Bir fetret devrinin ilk kelamının harflerini bir gelinliğe inci işler gibi işliyorum bembeyaz sayfama… Allanıp pullanıyor taze gelin gibi… Renkleniyor, güzelleşiyor benzi… Ne çok özlemiş yâr olacağı gözleri… Utangaç bir genç kızın pembeleşen yanaklarını anımsatıyor cümlelerin arasına konan noktalar… Gurbetliğin verdiği özlem ile yutkunuyor virgüllerinde cümlelerim…  

Yaşanan onca sıkıntı, stresin ardından ağırlaşan gönül göğü bir bir bırakıyor göz pencerelerinden damlalarını… Akabinde bir serinlik, ferahlık nüfuz ediyor. Ne büyük nimetsin sen katrem… Sabrın sonunda belki hüzün hüzün geliyorsun ama daha sonra bir huşu ile her şeyi sakinleştiriyorsun. Mevlana Celaleddin Rumi’nin bir sözü hatırıma düştü bu harfleri işlerken sana…

Ne diyordu mübarek zat: “Bu yağmur musibetler yüzünden insanın gönlüne çöken gamı yatıştırmak için yağıyordu.”
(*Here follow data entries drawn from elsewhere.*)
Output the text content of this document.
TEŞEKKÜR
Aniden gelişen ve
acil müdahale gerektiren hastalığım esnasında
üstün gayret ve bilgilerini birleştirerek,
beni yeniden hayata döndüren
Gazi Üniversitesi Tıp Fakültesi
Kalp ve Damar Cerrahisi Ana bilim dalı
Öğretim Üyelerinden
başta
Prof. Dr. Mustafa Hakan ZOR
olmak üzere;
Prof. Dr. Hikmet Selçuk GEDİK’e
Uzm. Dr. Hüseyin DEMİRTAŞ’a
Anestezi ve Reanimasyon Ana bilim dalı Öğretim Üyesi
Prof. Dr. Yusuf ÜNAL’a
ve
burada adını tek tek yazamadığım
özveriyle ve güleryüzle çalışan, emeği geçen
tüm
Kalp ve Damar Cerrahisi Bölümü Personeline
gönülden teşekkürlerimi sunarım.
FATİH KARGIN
Gerçekten de öyle değil miydi? Geldin mi ne de hoş geliyordun. Her sene dönümü geleceğin kırkikindileri dört gözle beklemekteyim. Bu sene gözlerimizi yolda bıraktın. Epey geç geldin bu kirli dünyaya… Sen de görüyorsun ve yeryüzünden uzaklaşmak istiyorsun gibi hissediyorum geç kalışından…

Ben de uzak olmak istiyorum katrem. Şayet boğuyor beni faninin ücra sokaklarına gizlenmiş bir anda beliriveren gönül yangınları… Tek devam sen oluyorsun da yetişiyorsun söndürmeye odu… Bu bekleyişin ardından dilsizliğin çözülüşü bundan olsa gerek.

Geldin yine filizlendi gönül tarlama serptiğim tohumlarım. Umut umut büyüyor içimdeki cılız dallarım… Kara bulutların ardından yavaş yavaş masmavi beliren gök kubbenin ihtişamında canlanıyor hayallerim…

Ey katrem… Ey canıma can katan, yaşam kaynağım… Dünya’nın yaratılışında da, Âdemin var oluşunda da sen vardın. Yüzyıllar boyu geçti de sen bu fani bedenimin can suyu oldun. Sen olunca yeşeriyor düşüncelerim… Sana kavuşunca son buluyor hasret kaldığım kelâmım… Ne çok zaman geçti dokunmayalı harflere… Şimdi damla damla dökülüyorsun sahifemin yüzüne… Umarım bu yazmak için beklediğim son yağmur olur. Ve ben yüreğime biriktirdiğim sen ile de dinleyebilirim bana ilham veren sesini…

Bir fetret döneminin ardından sana kavuşmanın mutluluğu ile seninle daimi beraberlik diliyorum yazı dostum.